Bewerkt door Dr. Francesco Grazzina
De kracht die door skeletspieren wordt gegenereerd tijdens contractie is het resultaat van een complexe reeks gebeurtenissen, waarvan de verslechtering, op elk niveau, kan bijdragen aan het ontstaan van neuromusculaire vermoeidheid.
Om de spiervezel te laten samentrekken, moet de depolarisatie-impuls van het spinale motorneuron komen.
Op experimentele basis werd vermoeidheid verdeeld in "centraal" en "perifer".
Centrale vermoeidheid en perifere vermoeidheid
Vermoeidheid wordt gedefinieerd als "centraal" wanneer het te wijten is aan mechanismen die hun oorsprong vinden op het niveau van het centrale zenuwstelsel, dat wil zeggen van die structuren waarvan de taken variëren van het idee van beweging tot de geleiding van de zenuwimpuls naar de spinale motor neuron. Het wordt gedefinieerd als "perifere" vermoeidheid wanneer de verschijnselen die het veroorzaken zich voordoen in het spinale motorneuron, in de motorplaat of in de skeletspiervezelcel.
Centrale vermoeidheid is daarom een uitdrukking van de afname van de neuronale "drive" naar de skeletspieren. Het activeringsniveau van het centrale zenuwstelsel kan echter worden verhoogd als het onderwerp op de juiste manier wordt gestimuleerd met verbale aanmoediging of feedback van verschillende soorten. Daarom zou het centrale systeem een beslissende rol spelen bij het ontstaan van vermoeidheid.
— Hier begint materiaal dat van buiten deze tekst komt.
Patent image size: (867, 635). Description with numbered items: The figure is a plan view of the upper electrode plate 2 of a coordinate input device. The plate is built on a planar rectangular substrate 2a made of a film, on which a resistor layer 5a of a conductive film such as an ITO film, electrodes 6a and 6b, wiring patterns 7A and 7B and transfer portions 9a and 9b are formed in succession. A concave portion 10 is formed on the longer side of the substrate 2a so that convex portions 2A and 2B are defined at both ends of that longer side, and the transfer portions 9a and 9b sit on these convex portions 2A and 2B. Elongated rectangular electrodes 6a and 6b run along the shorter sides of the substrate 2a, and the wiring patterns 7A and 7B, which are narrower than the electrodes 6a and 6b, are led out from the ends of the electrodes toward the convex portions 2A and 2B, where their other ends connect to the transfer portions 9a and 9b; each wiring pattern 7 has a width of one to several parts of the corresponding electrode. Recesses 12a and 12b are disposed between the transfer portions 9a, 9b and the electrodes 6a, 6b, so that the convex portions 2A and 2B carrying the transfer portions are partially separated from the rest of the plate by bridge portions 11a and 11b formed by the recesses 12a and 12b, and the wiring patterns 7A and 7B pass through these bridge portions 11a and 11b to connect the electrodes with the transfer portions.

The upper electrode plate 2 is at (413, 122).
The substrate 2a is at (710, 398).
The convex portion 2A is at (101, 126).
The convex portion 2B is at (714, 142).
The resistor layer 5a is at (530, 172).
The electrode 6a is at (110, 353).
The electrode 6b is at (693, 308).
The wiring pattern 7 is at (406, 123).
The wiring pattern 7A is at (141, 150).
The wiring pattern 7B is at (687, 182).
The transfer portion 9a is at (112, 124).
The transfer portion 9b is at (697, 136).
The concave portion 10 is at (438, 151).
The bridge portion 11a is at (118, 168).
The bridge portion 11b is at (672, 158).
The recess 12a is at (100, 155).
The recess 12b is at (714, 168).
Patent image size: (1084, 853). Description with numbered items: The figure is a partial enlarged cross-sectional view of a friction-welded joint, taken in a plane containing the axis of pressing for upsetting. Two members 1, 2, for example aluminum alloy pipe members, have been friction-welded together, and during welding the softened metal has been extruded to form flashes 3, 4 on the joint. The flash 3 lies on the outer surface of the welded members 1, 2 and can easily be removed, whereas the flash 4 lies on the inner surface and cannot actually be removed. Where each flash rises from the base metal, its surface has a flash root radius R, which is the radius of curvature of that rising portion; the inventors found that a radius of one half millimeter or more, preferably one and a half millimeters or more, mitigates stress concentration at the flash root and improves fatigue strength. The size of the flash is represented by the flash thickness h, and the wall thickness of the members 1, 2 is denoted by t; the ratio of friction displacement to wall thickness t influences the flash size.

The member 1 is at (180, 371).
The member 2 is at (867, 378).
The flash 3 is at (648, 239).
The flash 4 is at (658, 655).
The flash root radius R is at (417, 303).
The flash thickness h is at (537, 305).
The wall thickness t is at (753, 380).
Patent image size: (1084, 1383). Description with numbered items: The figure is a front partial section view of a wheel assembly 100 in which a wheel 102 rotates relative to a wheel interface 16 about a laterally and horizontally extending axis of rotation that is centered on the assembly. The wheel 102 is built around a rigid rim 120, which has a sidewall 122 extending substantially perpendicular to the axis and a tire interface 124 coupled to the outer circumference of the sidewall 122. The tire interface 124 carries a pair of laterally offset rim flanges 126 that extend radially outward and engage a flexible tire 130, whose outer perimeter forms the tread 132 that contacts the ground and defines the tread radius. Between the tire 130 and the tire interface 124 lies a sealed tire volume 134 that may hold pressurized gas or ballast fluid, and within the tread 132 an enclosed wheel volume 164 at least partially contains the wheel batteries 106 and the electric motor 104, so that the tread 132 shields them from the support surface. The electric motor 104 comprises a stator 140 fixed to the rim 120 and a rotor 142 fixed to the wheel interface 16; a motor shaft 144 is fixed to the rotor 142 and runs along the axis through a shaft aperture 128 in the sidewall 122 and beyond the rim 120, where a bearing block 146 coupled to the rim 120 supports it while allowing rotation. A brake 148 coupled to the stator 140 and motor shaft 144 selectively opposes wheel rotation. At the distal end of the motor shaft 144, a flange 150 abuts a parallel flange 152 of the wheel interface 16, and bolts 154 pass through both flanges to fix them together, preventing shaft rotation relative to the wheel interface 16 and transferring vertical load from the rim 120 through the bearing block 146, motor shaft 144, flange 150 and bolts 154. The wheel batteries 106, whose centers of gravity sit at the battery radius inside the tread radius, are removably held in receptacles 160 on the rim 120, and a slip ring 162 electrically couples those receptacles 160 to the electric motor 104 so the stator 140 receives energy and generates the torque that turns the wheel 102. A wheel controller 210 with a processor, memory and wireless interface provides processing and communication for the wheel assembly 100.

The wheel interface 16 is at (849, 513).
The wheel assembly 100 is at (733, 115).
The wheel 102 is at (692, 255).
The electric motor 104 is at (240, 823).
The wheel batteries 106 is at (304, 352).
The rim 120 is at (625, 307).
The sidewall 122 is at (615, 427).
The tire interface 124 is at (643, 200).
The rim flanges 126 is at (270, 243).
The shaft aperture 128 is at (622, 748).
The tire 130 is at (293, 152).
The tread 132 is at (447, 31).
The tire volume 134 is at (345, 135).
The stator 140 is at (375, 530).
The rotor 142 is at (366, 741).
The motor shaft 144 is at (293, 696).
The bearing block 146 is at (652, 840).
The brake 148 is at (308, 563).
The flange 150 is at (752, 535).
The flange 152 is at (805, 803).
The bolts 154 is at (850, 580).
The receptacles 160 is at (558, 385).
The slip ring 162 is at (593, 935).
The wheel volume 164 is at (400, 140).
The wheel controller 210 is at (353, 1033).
Wat de sportbeoefening betreft, moet worden gezegd dat de centrale factoren, zoals psychologische motivatie, vermogen tot emotionele zelfbeheersing en tolerantie voor lichamelijk ongemak, een niet te verwaarlozen rol spelen in de complexe spieractiviteit die aan de basis ligt van de atletisch gebaar.
De tot dusver uitgevoerde onderzoeken lijken te suggereren dat de belangrijkste plaats van het begin van vermoeidheid wordt vertegenwoordigd door de spier, daarom neigen ze naar een perifere lokalisatie van vermoeidheid.De anatomische structuren die kunnen bijdragen aan de ontwikkeling van gelokaliseerde spiervermoeidheid zijn de spinale motor neuron, de junctie neuromusculaire, het sarcolemma en het T-systeem van de spiervezel.
Een andere factor waarvan het begin van vermoeidheid afhangt, is de onbalans tussen de snelheid van gebruik van ATP en de snelheid van synthese ervan. Wat er echt toe doet, is niet de totale hoeveelheid van deze vrije energiedonor, maar eerder de hoeveelheid Pi die vrijkomt bij de hydrolyse van ATP. In feite lijkt het erop dat de toename ervan de vorming van de staaf-myosinebruggen vermindert, waardoor het contractiele mechanisme wordt belemmerd.
De beschikbaarheid van spierglycogeen wordt belangrijk voor oefeningen die een zuurstofverbruik vereisen tussen 65% en 85% van het maximale zuurstofverbruik, voornamelijk ondersteund door type II°-vezels die bestand zijn tegen vermoeidheid.
Voor oefeningen met een hogere intensiteit worden de energiebronnen voornamelijk vertegenwoordigd door circulerende glucose. Oefeningen met maximale intensiteit worden onderbroken vanwege de toename van melkzuur voordat het niveau van spierglycogeen prestatiebeperkende waarden kan bereiken.